Error restarting the app

Hello!

I spent the whole day working with my code, and I restarted my app a lot of times today.

However, one time, I got a estrange behavior that ended on a endless loop.

To restart the app I was killing the main process. (not trough the dashboard restart button)

This is the log:

Caught SIGTERM signal!
Sending SIGTERM to remaining processes…
Sending SIGKILL to remaining processes…
Unmounting file systems.
Unmounting /sys/kernel/debug.
Unmounting /lib/modules.
Unmounting /dev/mqueue.
All filesystems unmounted.
Rebooting.

Code: System error

Message: stat /tmp/resin-supervisor/139312: no such file or directory

Frames:

0: setupRootfs
Package: github.com/opencontainers/runc/libcontainer
File: rootfs_linux.go@40

1: Init
Package: github.com/opencontainers/runc/libcontainer.(*linuxStandardInit)
File: standard_init_linux.go@57

2: StartInitialization
Package: github.com/opencontainers/runc/libcontainer.(*LinuxFactory)
File: factory_linux.go@240

3: initializer
Package: github.com/docker/docker/daemon/execdriver/native
File: init.go@35

I restarted trough the dashboard and it worked good, I did not experience the issue again.

OS: Resin OS 2.0.0+rev3 (dev)

Just thought that will share this in case it is a bug and you can solve it.

Thanks!

Hi @diegosucaria, how exactly have you killed the main process? Web terminal and kill a PID? Or some other way? Just so we can try to troubleshoot what’s going on (and you are using a dev image, so there could be a lot that you could have done) :dolphin:

@imrehg at the end of the start.sh file I do start the xserver in foreground, the next line is a reboot .

So when I kill the xserver pkill xinit the next line does the reboot.

Well, that sounds to me not killing the main process, but actually calling the container to finish with reboot.

BTW, I think you do not need reboot - when your script finishes, that should trigger a restart by default…

The problem re appeared, I had a device online for a week and today I found the screen off, the app container is not running and it didn’t start again.

If you want to take a look to the logs I will send you the device url. I left it as is.

Please send us the URL. The supervisor stops restarting if there are too many restarts.
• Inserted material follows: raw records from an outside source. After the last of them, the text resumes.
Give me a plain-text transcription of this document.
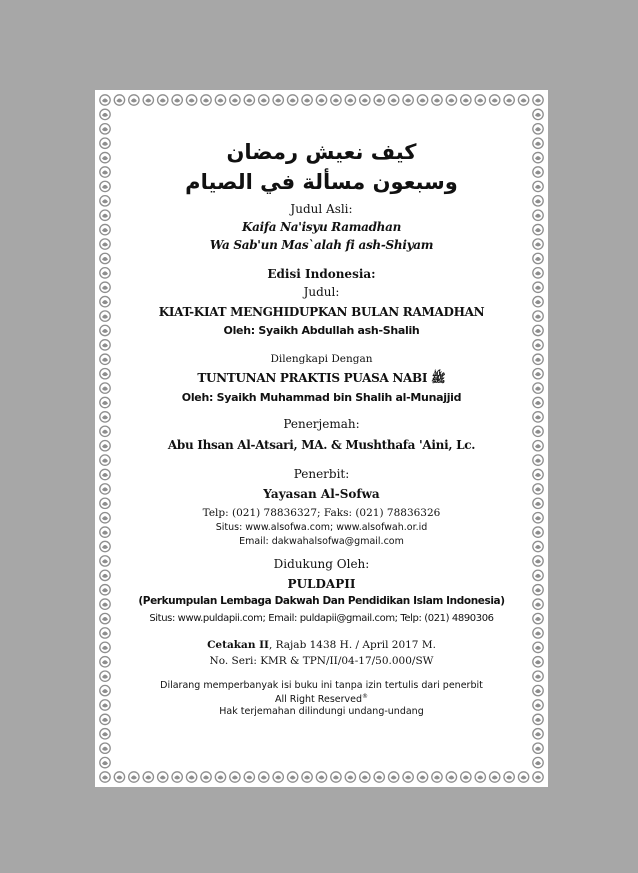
كيف نعيش رمضان
وسبعون مسألة في الصيام
Judul Asli:
Kaifa Na'isyu Ramadhan
Wa Sab'un Mas`alah fi ash-Shiyam
Edisi Indonesia:
Judul:
KIAT-KIAT MENGHIDUPKAN BULAN RAMADHAN
Oleh: Syaikh Abdullah ash-Shalih
Dilengkapi Dengan
TUNTUNAN PRAKTIS PUASA NABI ﷺ
Oleh: Syaikh Muhammad bin Shalih al-Munajjid
Penerjemah:
Abu Ihsan Al-Atsari, MA. & Mushthafa 'Aini, Lc.
Penerbit:
Yayasan Al-Sofwa
Telp: (021) 78836327; Faks: (021) 78836326
Situs: www.alsofwa.com; www.alsofwah.or.id
Email: dakwahalsofwa@gmail.com
Didukung Oleh:
PULDAPII
(Perkumpulan Lembaga Dakwah Dan Pendidikan Islam Indonesia)
Situs: www.puldapii.com; Email: puldapii@gmail.com; Telp: (021) 4890306
Cetakan II, Rajab 1438 H. / April 2017 M.
No. Seri: KMR & TPN/II/04-17/50.000/SW
Dilarang memperbanyak isi buku ini tanpa izin tertulis dari penerbit
All Right Reserved®
Hak terjemahan dilindungi undang-undang
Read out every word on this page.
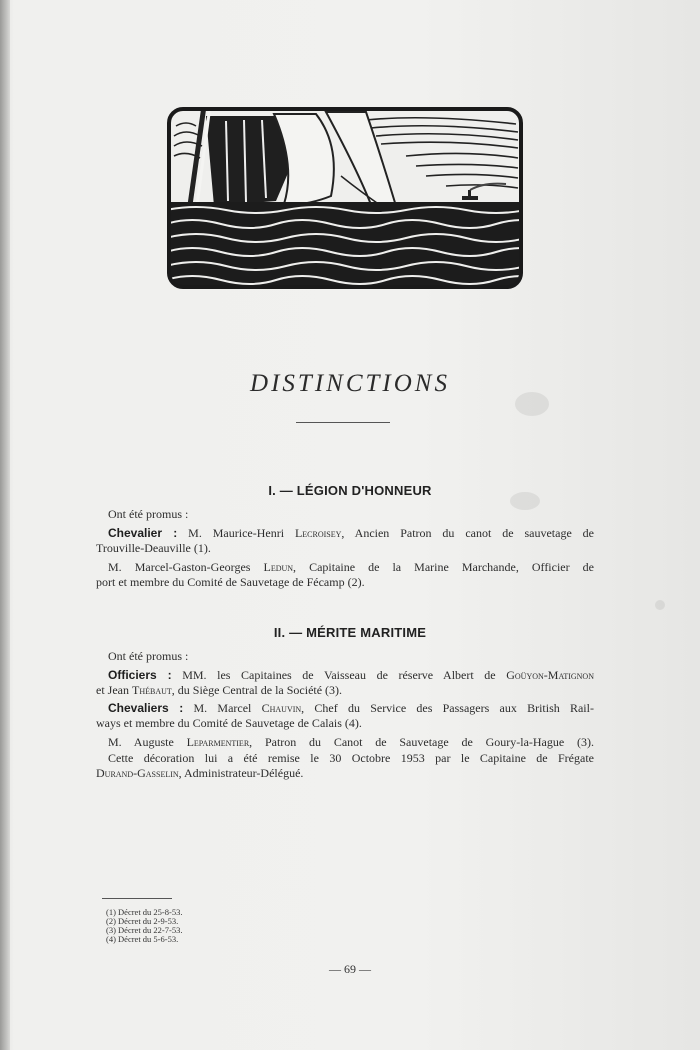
DISTINCTIONS
I. — LÉGION D'HONNEUR
Ont été promus :
Chevalier : M. Maurice-Henri Lecroisey, Ancien Patron du canot de sauvetage de
Trouville-Deauville (1).
M. Marcel-Gaston-Georges Ledun, Capitaine de la Marine Marchande, Officier de
port et membre du Comité de Sauvetage de Fécamp (2).
II. — MÉRITE MARITIME
Ont été promus :
Officiers : MM. les Capitaines de Vaisseau de réserve Albert de Goüyon-Matignon
et Jean Thébaut, du Siège Central de la Société (3).
Chevaliers : M. Marcel Chauvin, Chef du Service des Passagers aux British Rail-
ways et membre du Comité de Sauvetage de Calais (4).
M. Auguste Leparmentier, Patron du Canot de Sauvetage de Goury-la-Hague (3).
Cette décoration lui a été remise le 30 Octobre 1953 par le Capitaine de Frégate
Durand-Gasselin, Administrateur-Délégué.
(1) Décret du 25-8-53.
(2) Décret du 2-9-53.
(3) Décret du 22-7-53.
(4) Décret du 5-6-53.
— 69 —
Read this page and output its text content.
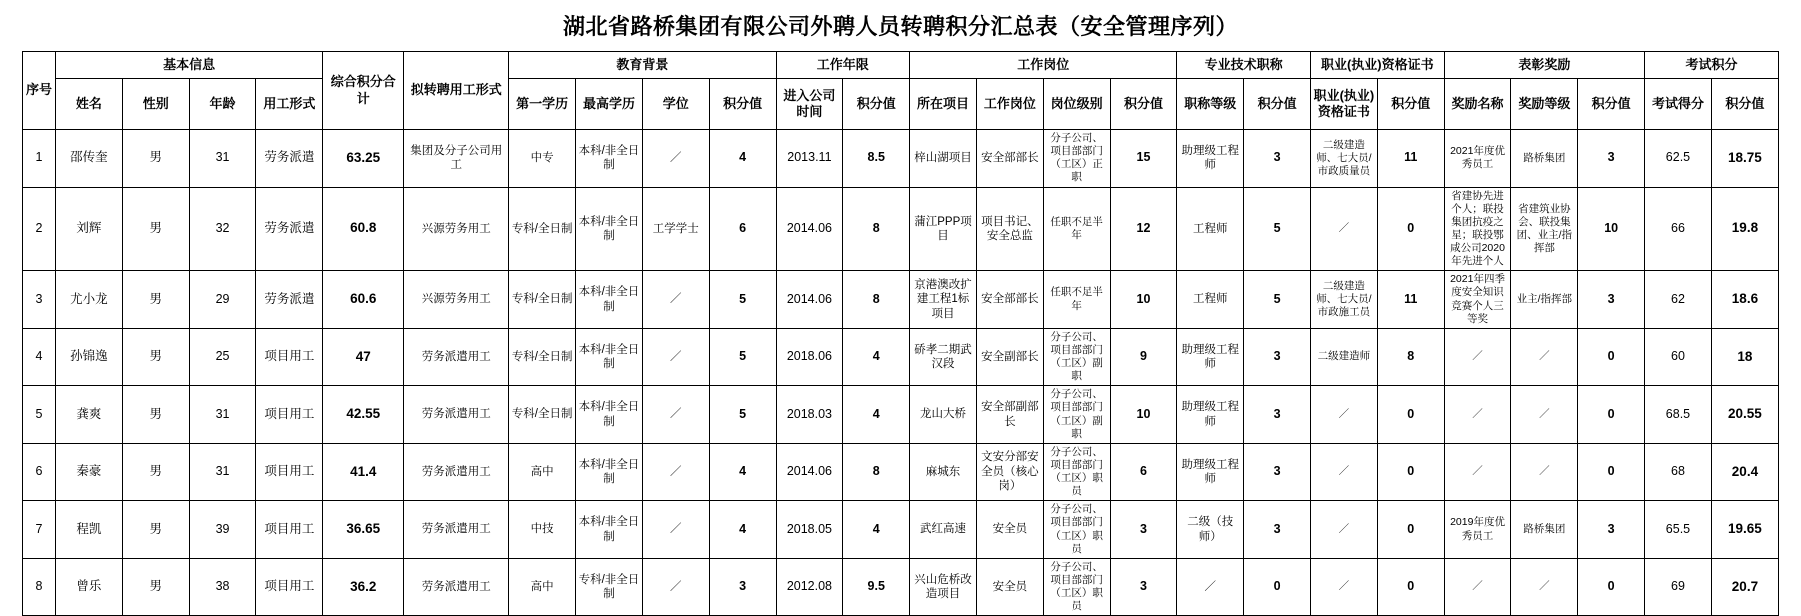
湖北省路桥集团有限公司外聘人员转聘积分汇总表（安全管理序列）
序号	基本信息				综合积分合计	拟转聘用工形式	教育背景				工作年限		工作岗位				专业技术职称		职业(执业)资格证书		表彰奖励			考试积分	
	姓名	性别	年龄	用工形式			第一学历	最高学历	学位	积分值	进入公司时间	积分值	所在项目	工作岗位	岗位级别	积分值	职称等级	积分值	职业(执业)资格证书	积分值	奖励名称	奖励等级	积分值	考试得分	积分值
1	邵传奎	男	31	劳务派遣	63.25	集团及分子公司用工	中专	本科/非全日制	／	4	2013.11	8.5	梓山湖项目	安全部部长	分子公司、项目部部门（工区）正职	15	助理级工程师	3	二级建造师、七大员/市政质量员	11	2021年度优秀员工	路桥集团	3	62.5	18.75
2	刘辉	男	32	劳务派遣	60.8	兴源劳务用工	专科/全日制	本科/非全日制	工学学士	6	2014.06	8	蒲江PPP项目	项目书记、安全总监	任职不足半年	12	工程师	5	／	0	省建协先进个人；联投集团抗疫之星；联投鄂咸公司2020年先进个人	省建筑业协会、联投集团、业主/指挥部	10	66	19.8
3	尤小龙	男	29	劳务派遣	60.6	兴源劳务用工	专科/全日制	本科/非全日制	／	5	2014.06	8	京港澳改扩建工程1标项目	安全部部长	任职不足半年	10	工程师	5	二级建造师、七大员/市政施工员	11	2021年四季度安全知识竞赛个人三等奖	业主/指挥部	3	62	18.6
4	孙锦逸	男	25	项目用工	47	劳务派遣用工	专科/全日制	本科/非全日制	／	5	2018.06	4	硚孝二期武汉段	安全副部长	分子公司、项目部部门（工区）副职	9	助理级工程师	3	二级建造师	8	／	／	0	60	18
5	龚爽	男	31	项目用工	42.55	劳务派遣用工	专科/全日制	本科/非全日制	／	5	2018.03	4	龙山大桥	安全部副部长	分子公司、项目部部门（工区）副职	10	助理级工程师	3	／	0	／	／	0	68.5	20.55
6	秦豪	男	31	项目用工	41.4	劳务派遣用工	高中	本科/非全日制	／	4	2014.06	8	麻城东	文安分部安全员（核心岗）	分子公司、项目部部门（工区）职员	6	助理级工程师	3	／	0	／	／	0	68	20.4
7	程凯	男	39	项目用工	36.65	劳务派遣用工	中技	本科/非全日制	／	4	2018.05	4	武红高速	安全员	分子公司、项目部部门（工区）职员	3	二级（技师）	3	／	0	2019年度优秀员工	路桥集团	3	65.5	19.65
8	曾乐	男	38	项目用工	36.2	劳务派遣用工	高中	专科/非全日制	／	3	2012.08	9.5	兴山危桥改造项目	安全员	分子公司、项目部部门（工区）职员	3	／	0	／	0	／	／	0	69	20.7
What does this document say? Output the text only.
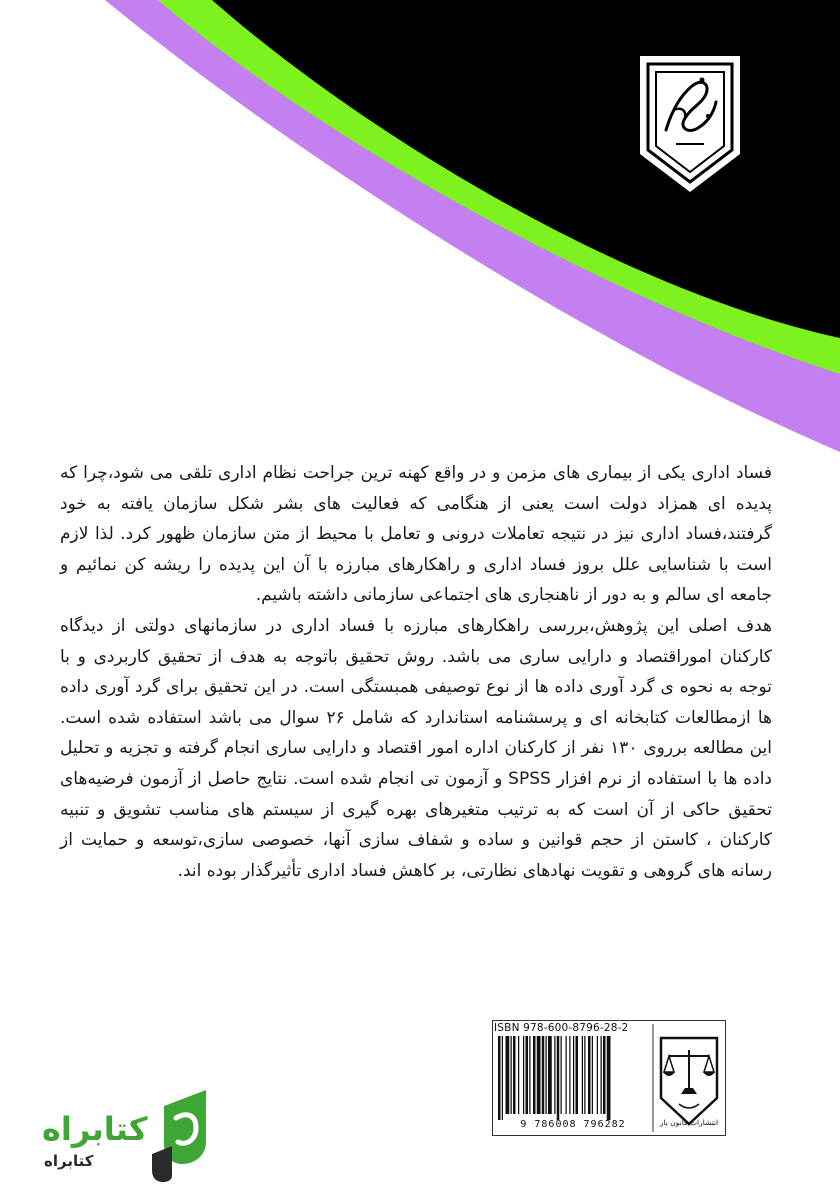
فساد اداری یکی از بیماری های مزمن و در واقع کهنه ترین جراحت نظام اداری تلقی می شود،چرا که پدیده ای همزاد دولت است یعنی از هنگامی که فعالیت های بشر شکل سازمان یافته به خود گرفتند،فساد اداری نیز در نتیجه تعاملات درونی و تعامل با محیط از متن سازمان ظهور کرد. لذا لازم است با شناسایی علل بروز فساد اداری و راهکارهای مبارزه با آن این پدیده را ریشه کن نمائیم و جامعه ای سالم و به دور از ناهنجاری های اجتماعی سازمانی داشته باشیم.

هدف اصلی این پژوهش،بررسی راهکارهای مبارزه با فساد اداری در سازمانهای دولتی از دیدگاه کارکنان اموراقتصاد و دارایی ساری می باشد. روش تحقیق باتوجه به هدف از تحقیق کاربردی و با توجه به نحوه ی گرد آوری داده ها از نوع توصیفی همبستگی است. در این تحقیق برای گرد آوری داده ها ازمطالعات کتابخانه ای و پرسشنامه استاندارد که شامل ۲۶ سوال می باشد استفاده شده است. این مطالعه برروی ۱۳۰ نفر از کارکنان اداره امور اقتصاد و دارایی ساری انجام گرفته و تجزیه و تحلیل داده ها با استفاده از نرم افزار SPSS و آزمون تی انجام شده است. نتایج حاصل از آزمون فرضیه‌های تحقیق حاکی از آن است که به ترتیب متغیرهای بهره گیری از سیستم های مناسب تشویق و تنبیه کارکنان ، کاستن از حجم قوانین و ساده و شفاف سازی آنها، خصوصی سازی،توسعه و حمایت از رسانه های گروهی و تقویت نهادهای نظارتی، بر کاهش فساد اداری تأثیرگذار بوده اند.

ISBN 978-600-8796-28-2
9 786008 796282	انتشارات قانون یار
کتابراه
کتابراه
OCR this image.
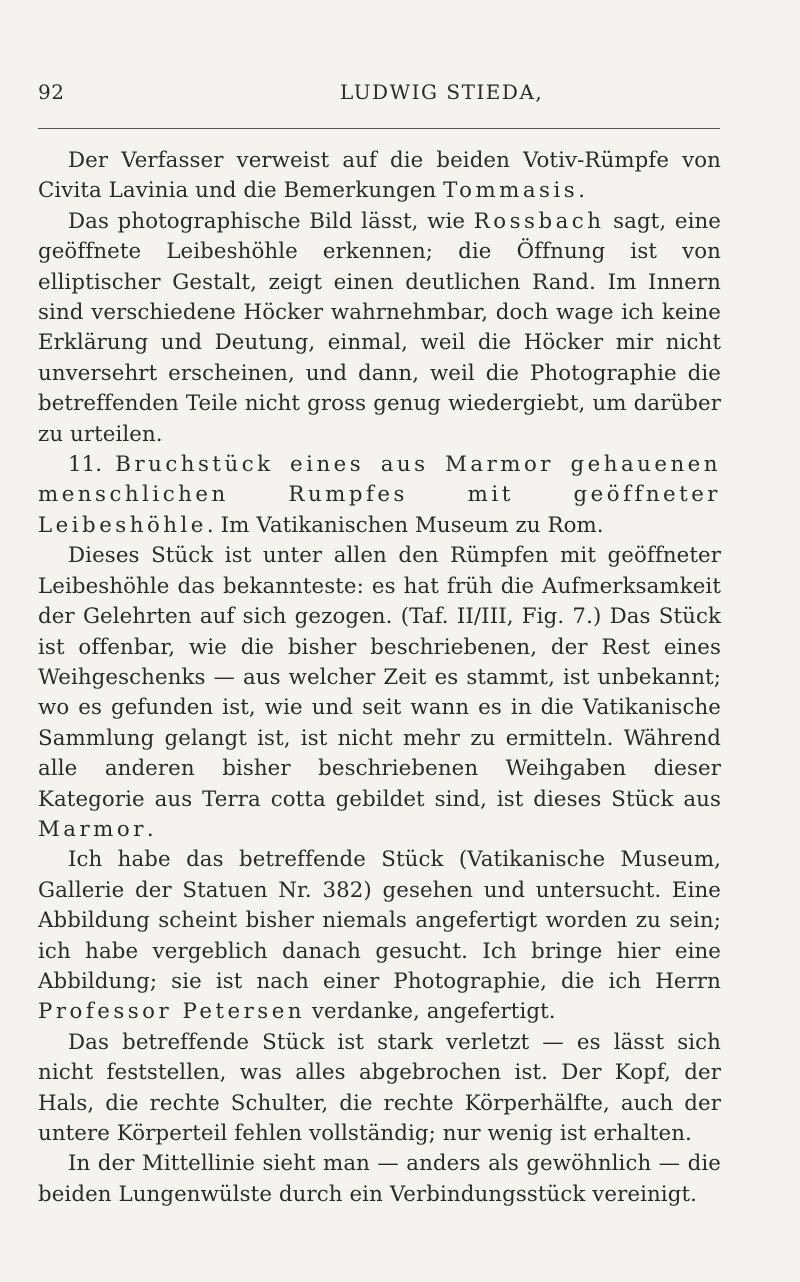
92	LUDWIG STIEDA,

Der Verfasser verweist auf die beiden Votiv-Rümpfe von Civita Lavinia und die Bemerkungen Tommasis.

Das photographische Bild lässt, wie Rossbach sagt, eine geöffnete Leibeshöhle erkennen; die Öffnung ist von elliptischer Gestalt, zeigt einen deutlichen Rand. Im Innern sind verschiedene Höcker wahrnehmbar, doch wage ich keine Erklärung und Deutung, einmal, weil die Höcker mir nicht unversehrt erscheinen, und dann, weil die Photographie die betreffenden Teile nicht gross genug wiedergiebt, um darüber zu urteilen.

11. Bruchstück eines aus Marmor gehauenen menschlichen Rumpfes mit geöffneter Leibeshöhle. Im Vatikanischen Museum zu Rom.

Dieses Stück ist unter allen den Rümpfen mit geöffneter Leibeshöhle das bekannteste: es hat früh die Aufmerksamkeit der Gelehrten auf sich gezogen. (Taf. II/III, Fig. 7.) Das Stück ist offenbar, wie die bisher beschriebenen, der Rest eines Weihgeschenks — aus welcher Zeit es stammt, ist unbekannt; wo es gefunden ist, wie und seit wann es in die Vatikanische Sammlung gelangt ist, ist nicht mehr zu ermitteln. Während alle anderen bisher beschriebenen Weihgaben dieser Kategorie aus Terra cotta gebildet sind, ist dieses Stück aus Marmor.

Ich habe das betreffende Stück (Vatikanische Museum, Gallerie der Statuen Nr. 382) gesehen und untersucht. Eine Abbildung scheint bisher niemals angefertigt worden zu sein; ich habe vergeblich danach gesucht. Ich bringe hier eine Abbildung; sie ist nach einer Photographie, die ich Herrn Professor Petersen verdanke, angefertigt.

Das betreffende Stück ist stark verletzt — es lässt sich nicht feststellen, was alles abgebrochen ist. Der Kopf, der Hals, die rechte Schulter, die rechte Körperhälfte, auch der untere Körperteil fehlen vollständig; nur wenig ist erhalten.

In der Mittellinie sieht man — anders als gewöhnlich — die beiden Lungenwülste durch ein Verbindungsstück vereinigt.
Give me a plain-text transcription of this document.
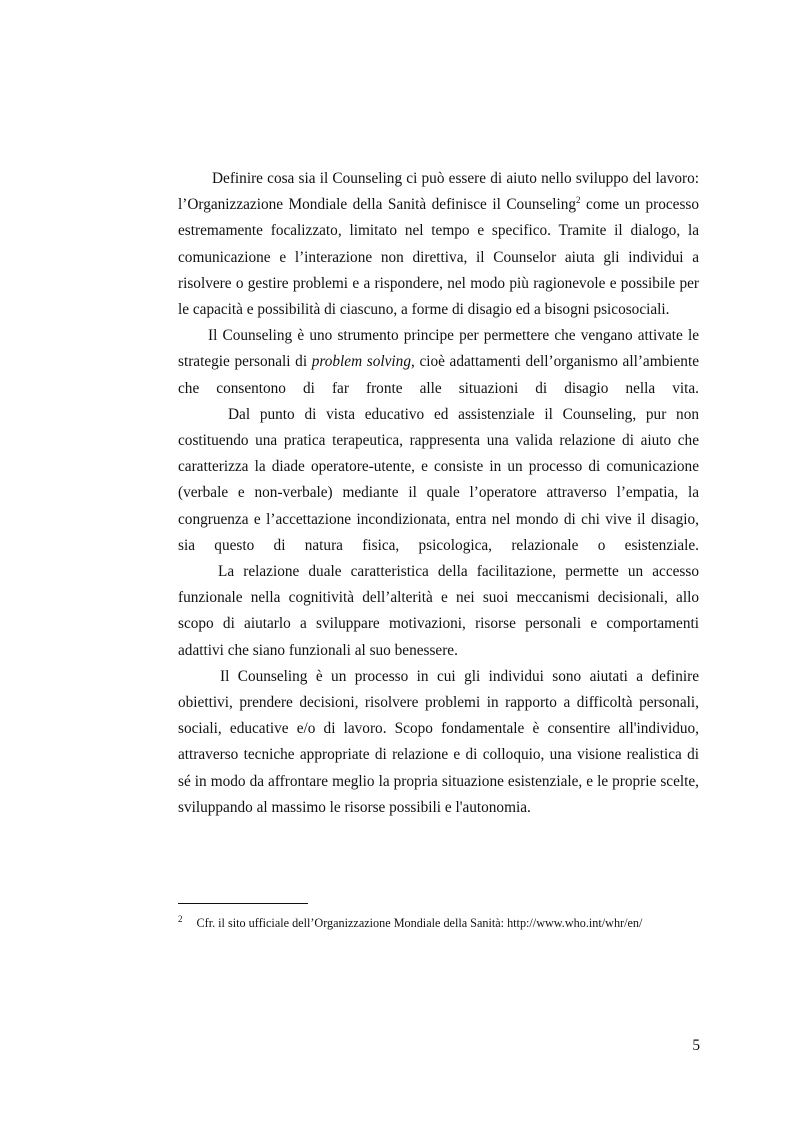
Definire cosa sia il Counseling ci può essere di aiuto nello sviluppo del lavoro: l’Organizzazione Mondiale della Sanità definisce il Counseling$^2$ come un processo estremamente focalizzato, limitato nel tempo e specifico. Tramite il dialogo, la comunicazione e l’interazione non direttiva, il Counselor aiuta gli individui a risolvere o gestire problemi e a rispondere, nel modo più ragionevole e possibile per le capacità e possibilità di ciascuno, a forme di disagio ed a bisogni psicosociali.

Il Counseling è uno strumento principe per permettere che vengano attivate le strategie personali di problem solving, cioè adattamenti dell’organismo all’ambiente che consentono di far fronte alle situazioni di disagio nella vita.

Dal punto di vista educativo ed assistenziale il Counseling, pur non costituendo una pratica terapeutica, rappresenta una valida relazione di aiuto che caratterizza la diade operatore-utente, e consiste in un processo di comunicazione (verbale e non-verbale) mediante il quale l’operatore attraverso l’empatia, la congruenza e l’accettazione incondizionata, entra nel mondo di chi vive il disagio, sia questo di natura fisica, psicologica, relazionale o esistenziale.

La relazione duale caratteristica della facilitazione, permette un accesso funzionale nella cognitività dell’alterità e nei suoi meccanismi decisionali, allo scopo di aiutarlo a sviluppare motivazioni, risorse personali e comportamenti adattivi che siano funzionali al suo benessere.

Il Counseling è un processo in cui gli individui sono aiutati a definire obiettivi, prendere decisioni, risolvere problemi in rapporto a difficoltà personali, sociali, educative e/o di lavoro. Scopo fondamentale è consentire all'individuo, attraverso tecniche appropriate di relazione e di colloquio, una visione realistica di sé in modo da affrontare meglio la propria situazione esistenziale, e le proprie scelte, sviluppando al massimo le risorse possibili e l'autonomia.

$^2$ Cfr. il sito ufficiale dell’Organizzazione Mondiale della Sanità: http://www.who.int/whr/en/
5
here is the url https://dashboard.resin.io/apps/390300/devices/555453/summary

Hi @lifeeth, were you able to take a look into it?

Hi Diego,
I’ve just taken a look at that device and restarted the device, not just the container. Things seem to have come back up okay. I notice in the logs that your container code exits occasionally, most recent example being 19.05.17 03:13:42 (+0000)

I think you miss to paste part of the code…

Thanks for taking a look.

Anyways, yes, I knew a reboot will fix the issue, it happened before, (when I wrote the first post) but it seems a bug in the supervisor perhaps?

The fact is, a container restart from inside my app made the supervisor hang. it doesn’t happen always, and I have not experienced it on 1.x OS.

this time was particularly dangerous, because it could have been a production device (this is a dev one sitting on my desk) working good for days, and suddenly, hanged up without warning.

Hey, are you still using pkill to restart the container? Does the supervisor hang also happen when you use the API (either though the dashboard restart button, or the supervisor directly (supervisor restart call)? Just trying to get to the bottom of why it might hang, and the more info you can give on what are you doing exactly, the more likely it is that we can replicate it. Thanks!

For some reason my main app stopped responding and the watchdog on the start.sh script triggers a reboot

The first time I got the error it was a pkill xinit I manually entered on the terminal, which indeed does trigger the same reboot on start.sh.

I haven’t experienced the issue by rebooting from an API call.

Happened again. So far this problem seems to affect the device with the -dev variant of resin OS.